Key Responsibilities
* Lead the infrastructure team in the design, implementation, and maintenance of the core cloud-native platform, including Kubernetes, Ingress/Egress, and related technologies.
* Drive automation and configuration management using advanced tools; specifically, utilize Helm for packaging, deployment, and lifecycle management of applications on Kubernetes in a production environment.
* Develop and maintain operational tooling, custom integrations, and system automation scripts primarily using Python to streamline deployment pipelines and enhance platform observability.
* Oversee and manage large-scale, resilient storage solutions, with hands-on expertise in administering and optimizing Ceph clusters.
* Design and implement robust Identity and Access Management (IAM) and Single Sign-On (SSO) solutions utilizing KeyCloak, OAuth, and LDAP to ensure secure authentication and authorization across all services.

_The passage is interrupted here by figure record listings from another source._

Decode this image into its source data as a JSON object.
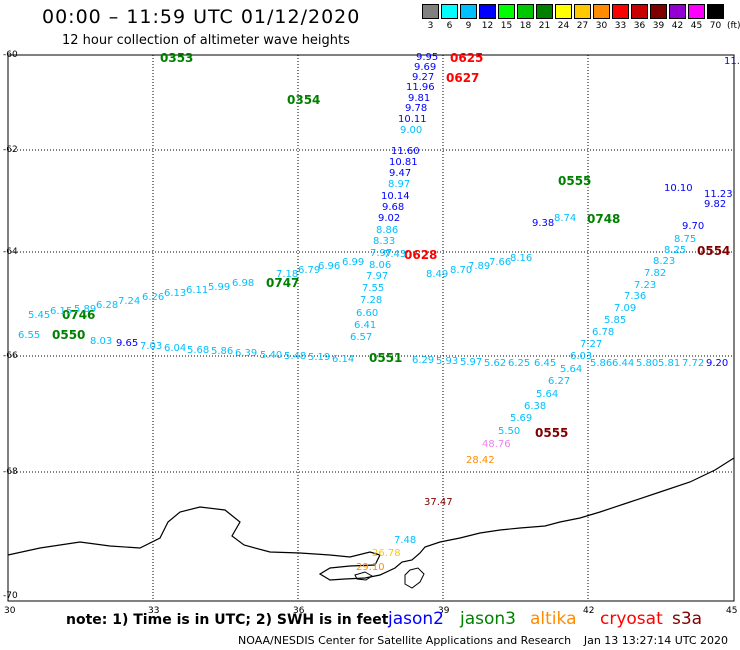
{
  "title": "00:00 – 11:59 UTC 01/12/2020",
  "subtitle": "12 hour collection of altimeter wave heights",
  "legend": {
    "unit": "(ft)",
    "levels": [
      {
        "label": "3",
        "color": "#808080"
      },
      {
        "label": "6",
        "color": "#00ffff"
      },
      {
        "label": "9",
        "color": "#00bfff"
      },
      {
        "label": "12",
        "color": "#0000ff"
      },
      {
        "label": "15",
        "color": "#00ff00"
      },
      {
        "label": "18",
        "color": "#00c800"
      },
      {
        "label": "21",
        "color": "#008000"
      },
      {
        "label": "24",
        "color": "#ffff00"
      },
      {
        "label": "27",
        "color": "#ffc800"
      },
      {
        "label": "30",
        "color": "#ff8c00"
      },
      {
        "label": "33",
        "color": "#ff0000"
      },
      {
        "label": "36",
        "color": "#c80000"
      },
      {
        "label": "39",
        "color": "#800000"
      },
      {
        "label": "42",
        "color": "#9400d3"
      },
      {
        "label": "45",
        "color": "#ff00ff"
      },
      {
        "label": "70",
        "color": "#000000"
      }
    ]
  },
  "axes": {
    "lat_labels": [
      "-60",
      "-62",
      "-64",
      "-66",
      "-68",
      "-70"
    ],
    "lon_labels": [
      "30",
      "33",
      "36",
      "39",
      "42",
      "45"
    ]
  },
  "note": "note: 1) Time is in UTC; 2) SWH is in feet",
  "satellites": [
    {
      "name": "jason2",
      "color": "#0000ff"
    },
    {
      "name": "jason3",
      "color": "#008000"
    },
    {
      "name": "altika",
      "color": "#ff8c00"
    },
    {
      "name": "cryosat",
      "color": "#ff0000"
    },
    {
      "name": "s3a",
      "color": "#800000"
    }
  ],
  "footer": {
    "credit": "NOAA/NESDIS Center for Satellite Applications and Research",
    "timestamp": "Jan 13 13:27:14 UTC 2020"
  },
  "time_labels": [
    {
      "text": "0353",
      "color": "#008000"
    },
    {
      "text": "0354",
      "color": "#008000"
    },
    {
      "text": "0555",
      "color": "#008000"
    },
    {
      "text": "0748",
      "color": "#008000"
    },
    {
      "text": "0747",
      "color": "#008000"
    },
    {
      "text": "0746",
      "color": "#008000"
    },
    {
      "text": "0550",
      "color": "#008000"
    },
    {
      "text": "0551",
      "color": "#008000"
    },
    {
      "text": "0625",
      "color": "#ff0000"
    },
    {
      "text": "0627",
      "color": "#ff0000"
    },
    {
      "text": "0628",
      "color": "#ff0000"
    },
    {
      "text": "0554",
      "color": "#800000"
    },
    {
      "text": "0555",
      "color": "#800000"
    }
  ],
  "wave_values": [
    {
      "text": "9.95",
      "color": "#0000ff"
    },
    {
      "text": "9.69",
      "color": "#0000ff"
    },
    {
      "text": "9.27",
      "color": "#0000ff"
    },
    {
      "text": "11.96",
      "color": "#0000ff"
    },
    {
      "text": "9.81",
      "color": "#0000ff"
    },
    {
      "text": "9.78",
      "color": "#0000ff"
    },
    {
      "text": "10.11",
      "color": "#0000ff"
    },
    {
      "text": "9.00",
      "color": "#00bfff"
    },
    {
      "text": "11.60",
      "color": "#0000ff"
    },
    {
      "text": "10.81",
      "color": "#0000ff"
    },
    {
      "text": "9.47",
      "color": "#0000ff"
    },
    {
      "text": "8.97",
      "color": "#00bfff"
    },
    {
      "text": "10.14",
      "color": "#0000ff"
    },
    {
      "text": "9.68",
      "color": "#0000ff"
    },
    {
      "text": "9.02",
      "color": "#0000ff"
    },
    {
      "text": "8.86",
      "color": "#00bfff"
    },
    {
      "text": "8.33",
      "color": "#00bfff"
    },
    {
      "text": "7.97",
      "color": "#00bfff"
    },
    {
      "text": "8.06",
      "color": "#00bfff"
    },
    {
      "text": "7.97",
      "color": "#00bfff"
    },
    {
      "text": "7.55",
      "color": "#00bfff"
    },
    {
      "text": "7.28",
      "color": "#00bfff"
    },
    {
      "text": "6.60",
      "color": "#00bfff"
    },
    {
      "text": "6.41",
      "color": "#00bfff"
    },
    {
      "text": "6.57",
      "color": "#00bfff"
    },
    {
      "text": "7.43",
      "color": "#00bfff"
    },
    {
      "text": "8.49",
      "color": "#00bfff"
    },
    {
      "text": "8.70",
      "color": "#00bfff"
    },
    {
      "text": "7.89",
      "color": "#00bfff"
    },
    {
      "text": "7.66",
      "color": "#00bfff"
    },
    {
      "text": "8.16",
      "color": "#00bfff"
    },
    {
      "text": "9.38",
      "color": "#0000ff"
    },
    {
      "text": "8.74",
      "color": "#00bfff"
    },
    {
      "text": "6.96",
      "color": "#00bfff"
    },
    {
      "text": "6.99",
      "color": "#00bfff"
    },
    {
      "text": "6.79",
      "color": "#00bfff"
    },
    {
      "text": "7.18",
      "color": "#00bfff"
    },
    {
      "text": "6.98",
      "color": "#00bfff"
    },
    {
      "text": "5.99",
      "color": "#00bfff"
    },
    {
      "text": "6.11",
      "color": "#00bfff"
    },
    {
      "text": "6.13",
      "color": "#00bfff"
    },
    {
      "text": "6.26",
      "color": "#00bfff"
    },
    {
      "text": "7.24",
      "color": "#00bfff"
    },
    {
      "text": "6.28",
      "color": "#00bfff"
    },
    {
      "text": "5.89",
      "color": "#00bfff"
    },
    {
      "text": "6.15",
      "color": "#00bfff"
    },
    {
      "text": "5.45",
      "color": "#00bfff"
    },
    {
      "text": "6.55",
      "color": "#00bfff"
    },
    {
      "text": "8.03",
      "color": "#00bfff"
    },
    {
      "text": "9.65",
      "color": "#0000ff"
    },
    {
      "text": "7.03",
      "color": "#00bfff"
    },
    {
      "text": "6.04",
      "color": "#00bfff"
    },
    {
      "text": "5.68",
      "color": "#00bfff"
    },
    {
      "text": "5.86",
      "color": "#00bfff"
    },
    {
      "text": "6.39",
      "color": "#00bfff"
    },
    {
      "text": "5.40",
      "color": "#00bfff"
    },
    {
      "text": "5.48",
      "color": "#00bfff"
    },
    {
      "text": "5.19",
      "color": "#00bfff"
    },
    {
      "text": "6.14",
      "color": "#00bfff"
    },
    {
      "text": "6.29",
      "color": "#00bfff"
    },
    {
      "text": "5.93",
      "color": "#00bfff"
    },
    {
      "text": "5.97",
      "color": "#00bfff"
    },
    {
      "text": "5.62",
      "color": "#00bfff"
    },
    {
      "text": "6.25",
      "color": "#00bfff"
    },
    {
      "text": "6.45",
      "color": "#00bfff"
    },
    {
      "text": "5.86",
      "color": "#00bfff"
    },
    {
      "text": "6.44",
      "color": "#00bfff"
    },
    {
      "text": "5.80",
      "color": "#00bfff"
    },
    {
      "text": "5.81",
      "color": "#00bfff"
    },
    {
      "text": "7.72",
      "color": "#00bfff"
    },
    {
      "text": "9.20",
      "color": "#0000ff"
    },
    {
      "text": "8.75",
      "color": "#00bfff"
    },
    {
      "text": "8.25",
      "color": "#00bfff"
    },
    {
      "text": "8.23",
      "color": "#00bfff"
    },
    {
      "text": "7.82",
      "color": "#00bfff"
    },
    {
      "text": "7.23",
      "color": "#00bfff"
    },
    {
      "text": "7.36",
      "color": "#00bfff"
    },
    {
      "text": "7.09",
      "color": "#00bfff"
    },
    {
      "text": "5.85",
      "color": "#00bfff"
    },
    {
      "text": "6.78",
      "color": "#00bfff"
    },
    {
      "text": "7.27",
      "color": "#00bfff"
    },
    {
      "text": "6.03",
      "color": "#00bfff"
    },
    {
      "text": "5.64",
      "color": "#00bfff"
    },
    {
      "text": "6.27",
      "color": "#00bfff"
    },
    {
      "text": "5.64",
      "color": "#00bfff"
    },
    {
      "text": "6.38",
      "color": "#00bfff"
    },
    {
      "text": "5.69",
      "color": "#00bfff"
    },
    {
      "text": "5.50",
      "color": "#00bfff"
    },
    {
      "text": "48.76",
      "color": "#ee82ee"
    },
    {
      "text": "28.42",
      "color": "#ff8c00"
    },
    {
      "text": "37.47",
      "color": "#800000"
    },
    {
      "text": "7.48",
      "color": "#00bfff"
    },
    {
      "text": "26.78",
      "color": "#ffc800"
    },
    {
      "text": "29.10",
      "color": "#ff8c00"
    },
    {
      "text": "9.82",
      "color": "#0000ff"
    },
    {
      "text": "11.23",
      "color": "#0000ff"
    },
    {
      "text": "9.70",
      "color": "#0000ff"
    },
    {
      "text": "10.10",
      "color": "#0000ff"
    },
    {
      "text": "11.",
      "color": "#0000ff"
    }
  ]
}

* Collaborate with teams on secure and efficient network architecture, including configuration of firewalls, VPNs, and managing Ingress and Egress traffic flow.
* Ensure compliance with security and regulatory requirements and maintain high standards for system reliability and air-gap deployment solutions.
* Provide technical guidance, mentorship, and leadership to the infrastructure team, fostering a culture of continuous improvement and adoption of emerging technologies.
Must-Have Requirements
* 10+ years of progressive experience in infrastructure design, implementation, and maintenance, with a strong focus on security and cloud-native environments.
* Kubernetes administration and deployment experience in production environments.
* Developing, managing, and maintaining complex application deployments using Helm charts.
* Distributed, software-defined storage solutions, particularly Ceph.
* Identity and Access Management (IAM), including KeyCloak, OAuth, LDAP.
* Python for automation, system integration, and operational tasks.
* Configuring and managing Ingress controllers and network security.